UK Politics

Landale online: Cameron builds bridges in Pakistan

David Cameron signs a document with Pakistan PM Yousuf Raza Gilani Image copyright PA
Image caption Mr Cameron and Pakistan's PM Yousuf Raza Gilani pledged to increase trade

In July last year, David Cameron, while travelling in India, said this: "We want to see a strong, stable and democratic Pakistan.

"But we cannot tolerate in any sense the idea that this country is allowed to look both ways and is able, in any way, to promote the export of terror whether to India, whether to Afghanistan or anywhere else in the world."

The resulting outrage in Islamabad still lingers.

One local journalist told the prime minister to his face today that these remarks were obnoxious.

So today Mr Cameron came to build bridges over some rather troubled waters.

"Let's clear up the misunderstandings of the past, work through the tensions of the present and look together to the opportunities of the future," he said.

The message was that Pakistan's security services - the ISI - have changed, as have the circumstances.

Such is the scale of the terrorist threat from militants of all colours in Pakistan that - so the argument goes - the ISI are too busy tackling the Taliban here to worry about staying in touch with their counterparts over the border in Afghanistan.

But the prime minister did come to forge a new security relationship with a country that is still the source of many terrorist threats to the UK.

There were no businessmen selling arms on this trip, instead the chief of defence staff and the head of the security service MI6.

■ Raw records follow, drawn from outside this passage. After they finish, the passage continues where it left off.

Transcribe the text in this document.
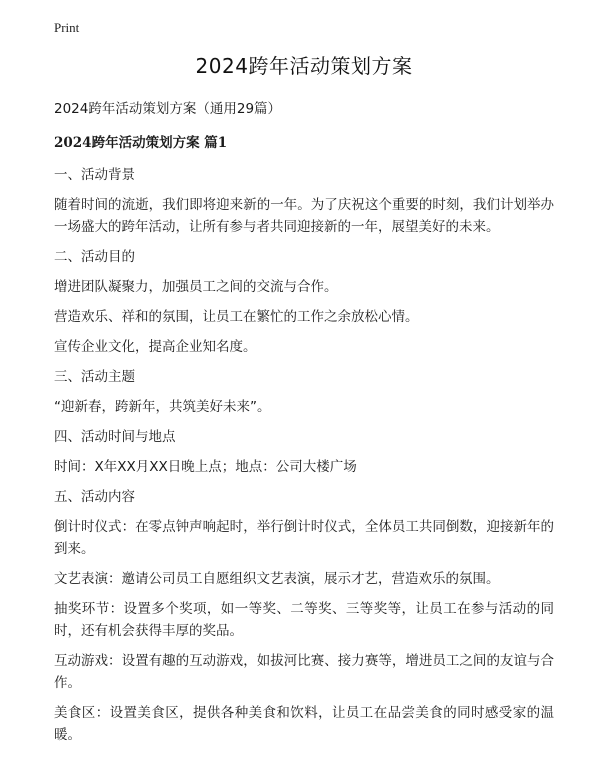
Print
2024跨年活动策划方案
2024跨年活动策划方案（通用29篇）
2024跨年活动策划方案 篇1
一、活动背景
随着时间的流逝，我们即将迎来新的一年。为了庆祝这个重要的时刻，我们计划举办一场盛大的跨年活动，让所有参与者共同迎接新的一年，展望美好的未来。
二、活动目的
增进团队凝聚力，加强员工之间的交流与合作。
营造欢乐、祥和的氛围，让员工在繁忙的工作之余放松心情。
宣传企业文化，提高企业知名度。
三、活动主题
“迎新春，跨新年，共筑美好未来”。
四、活动时间与地点
时间：X年XX月XX日晚上点；地点：公司大楼广场
五、活动内容
倒计时仪式：在零点钟声响起时，举行倒计时仪式，全体员工共同倒数，迎接新年的到来。
文艺表演：邀请公司员工自愿组织文艺表演，展示才艺，营造欢乐的氛围。
抽奖环节：设置多个奖项，如一等奖、二等奖、三等奖等，让员工在参与活动的同时，还有机会获得丰厚的奖品。
互动游戏：设置有趣的互动游戏，如拔河比赛、接力赛等，增进员工之间的友谊与合作。
美食区：设置美食区，提供各种美食和饮料，让员工在品尝美食的同时感受家的温暖。
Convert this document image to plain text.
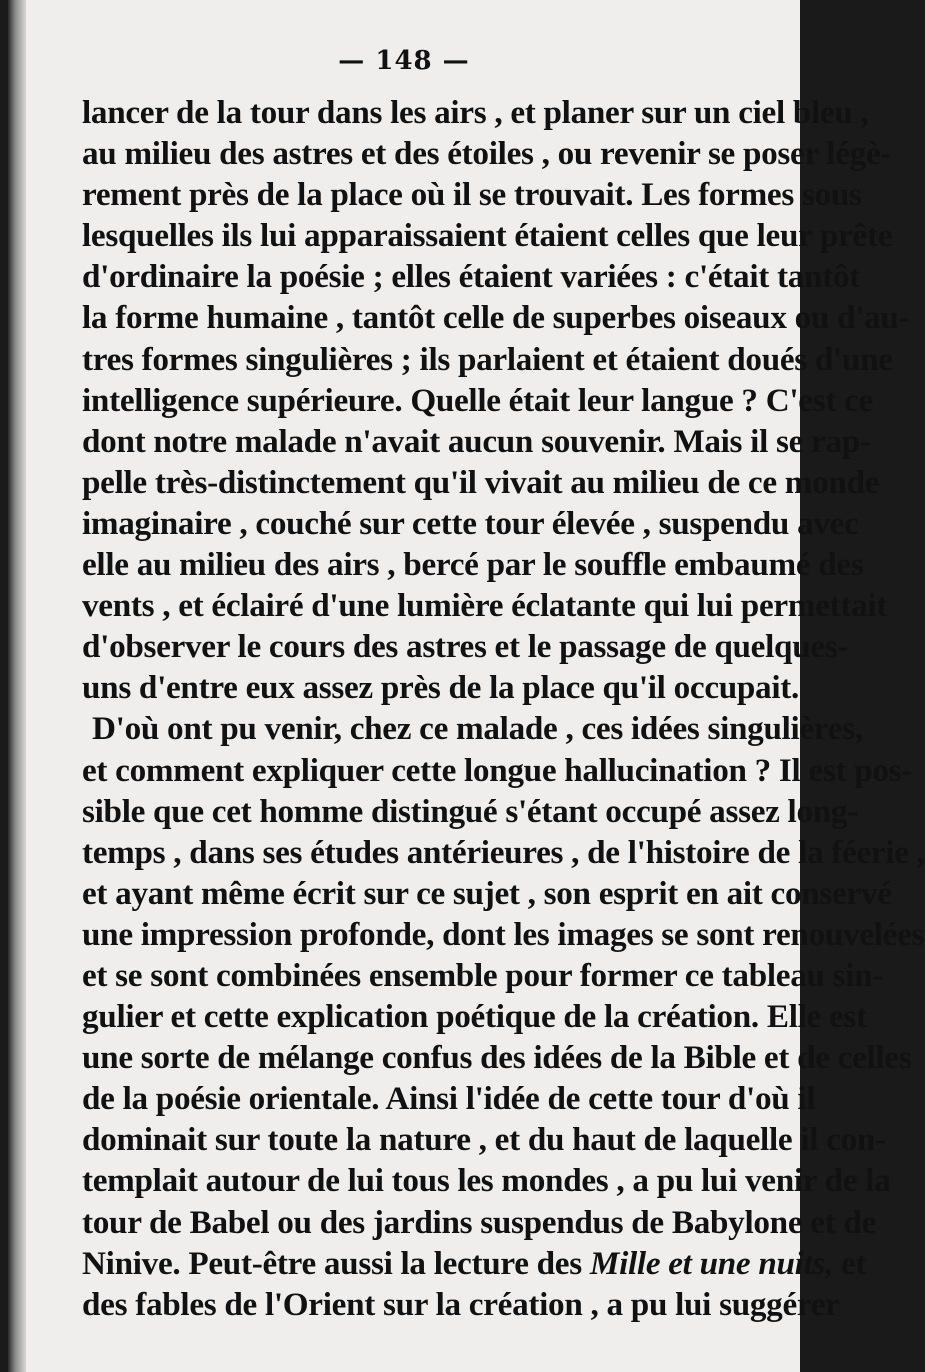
— 148 —
lancer de la tour dans les airs , et planer sur un ciel bleu ,
au milieu des astres et des étoiles , ou revenir se poser légè-
rement près de la place où il se trouvait. Les formes sous
lesquelles ils lui apparaissaient étaient celles que leur prête
d'ordinaire la poésie ; elles étaient variées : c'était tantôt
la forme humaine , tantôt celle de superbes oiseaux ou d'au-
tres formes singulières ; ils parlaient et étaient doués d'une
intelligence supérieure. Quelle était leur langue ? C'est ce
dont notre malade n'avait aucun souvenir. Mais il se rap-
pelle très-distinctement qu'il vivait au milieu de ce monde
imaginaire , couché sur cette tour élevée , suspendu avec
elle au milieu des airs , bercé par le souffle embaumé des
vents , et éclairé d'une lumière éclatante qui lui permettait
d'observer le cours des astres et le passage de quelques-
uns d'entre eux assez près de la place qu'il occupait.
D'où ont pu venir, chez ce malade , ces idées singulières,
et comment expliquer cette longue hallucination ? Il est pos-
sible que cet homme distingué s'étant occupé assez long-
temps , dans ses études antérieures , de l'histoire de la féerie ,
et ayant même écrit sur ce sujet , son esprit en ait conservé
une impression profonde, dont les images se sont renouvelées
et se sont combinées ensemble pour former ce tableau sin-
gulier et cette explication poétique de la création. Elle est
une sorte de mélange confus des idées de la Bible et de celles
de la poésie orientale. Ainsi l'idée de cette tour d'où il
dominait sur toute la nature , et du haut de laquelle il con-
templait autour de lui tous les mondes , a pu lui venir de la
tour de Babel ou des jardins suspendus de Babylone et de
Ninive. Peut-être aussi la lecture des Mille et une nuits, et
des fables de l'Orient sur la création , a pu lui suggérer
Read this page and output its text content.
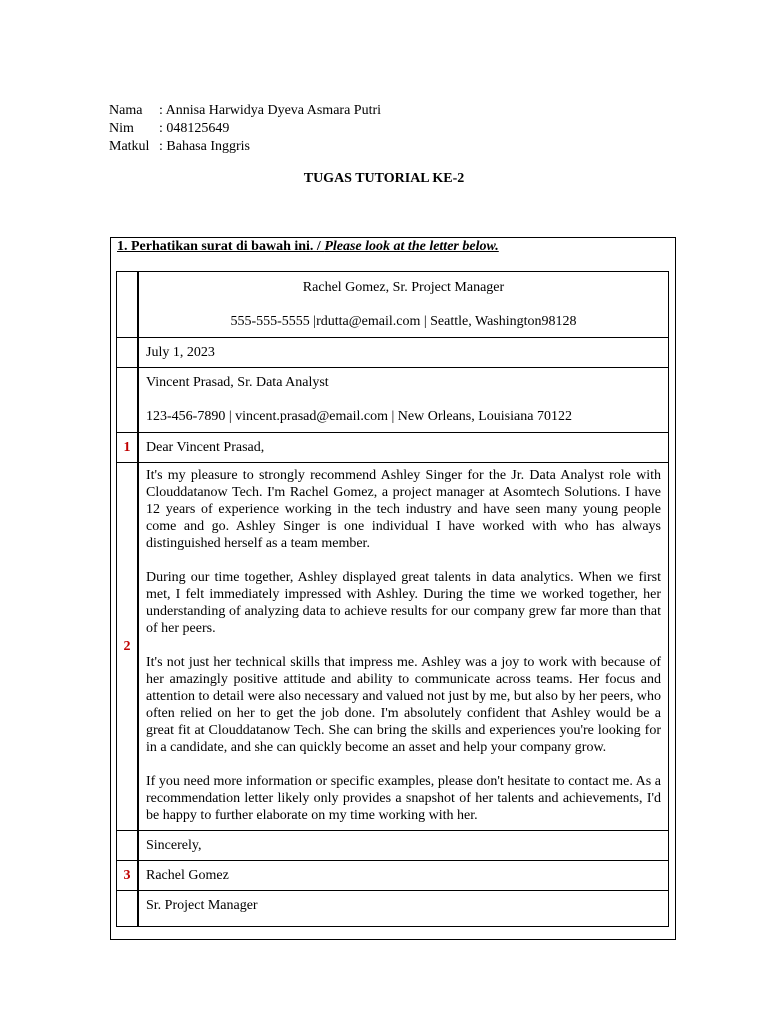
Nama	: Annisa Harwidya Dyeva Asmara Putri
Nim	: 048125649
Matkul : Bahasa Inggris
TUGAS TUTORIAL KE-2
1. Perhatikan surat di bawah ini. / Please look at the letter below.

	Rachel Gomez, Sr. Project Manager

555-555-5555 |rdutta@email.com | Seattle, Washington98128

	July 1, 2023

	Vincent Prasad, Sr. Data Analyst

123-456-7890 | vincent.prasad@email.com | New Orleans, Louisiana 70122

1	Dear Vincent Prasad,
2	It's my pleasure to strongly recommend Ashley Singer for the Jr. Data Analyst role with Clouddatanow Tech. I'm Rachel Gomez, a project manager at Asomtech Solutions. I have 12 years of experience working in the tech industry and have seen many young people come and go. Ashley Singer is one individual I have worked with who has always distinguished herself as a team member.

During our time together, Ashley displayed great talents in data analytics. When we first met, I felt immediately impressed with Ashley. During the time we worked together, her understanding of analyzing data to achieve results for our company grew far more than that of her peers.

It's not just her technical skills that impress me. Ashley was a joy to work with because of her amazingly positive attitude and ability to communicate across teams. Her focus and attention to detail were also necessary and valued not just by me, but also by her peers, who often relied on her to get the job done. I'm absolutely confident that Ashley would be a great fit at Clouddatanow Tech. She can bring the skills and experiences you're looking for in a candidate, and she can quickly become an asset and help your company grow.

If you need more information or specific examples, please don't hesitate to contact me. As a recommendation letter likely only provides a snapshot of her talents and achievements, I'd be happy to further elaborate on my time working with her.

	Sincerely,
3	Rachel Gomez
	Sr. Project Manager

The aim is to establish a broader, steadier security relationship with Pakistan, a relationship that some British officials said in the past was too transactional and, on occasion, dysfunctional.

So there will be more regular meetings of officials and politicians, and hopefully less chance for misunderstanding.

The problem is this: Mr Cameron came promising lots of relationship-repairing goodies like education aid worth £650m and greater co-operation over roadside bombs.

But it is still not clear yet what Britain is getting in return.